Academics cannot pretend to be above being interested in the ranking of WWW pages (unless they have no interest at all in the WWW either as a reader or as an author) because there seems to be hardly a topic remaining where a search engine will not report tens or hundreds of thousands of matches and return a maximum-length list of "relevant" pages. For even the most obscure topics there are companies trying to attract the searcher's attention.
We infer models of the workings of various popular WWW search engines. The model class is that of decision trees [Quinlan89, Wallace93]. This is not to claim that any search engine contains a decision tree within it. Decision trees are also used in the field of expert systems to infer and explain the actions of human experts, which is not to say that they contain decision trees either. Rather decision trees are a very general model for decision processes and can approximate a great many types of such processes. In addition, a decision tree can be inspected and understood in a natural way so that it forms a certain kind of explanation of, in this case, a search engine. Rules can be drawn from the tree which should be followed if you want your web pages to be returned by a WWW search engine.

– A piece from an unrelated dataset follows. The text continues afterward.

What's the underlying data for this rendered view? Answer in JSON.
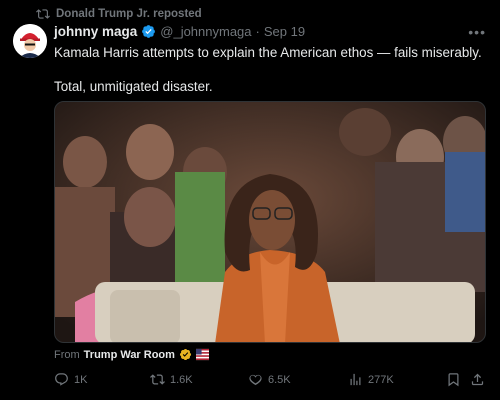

There are various studies of and guides to the behaviour of search engines, some on the WWW at commercial sites, e.g. Sullivan and Northern Webs. These are useful guides but they are informal and based on personal experience, surveys or limited test cases. The topic of `Search Engine Secrets' is also a popular one for the scourge of junk e-mail: all will be revealed for $49.95. In contrast, our results are objective, based on large data sets, and use a consistent model class across the search engines, one that can be understood as an explanation.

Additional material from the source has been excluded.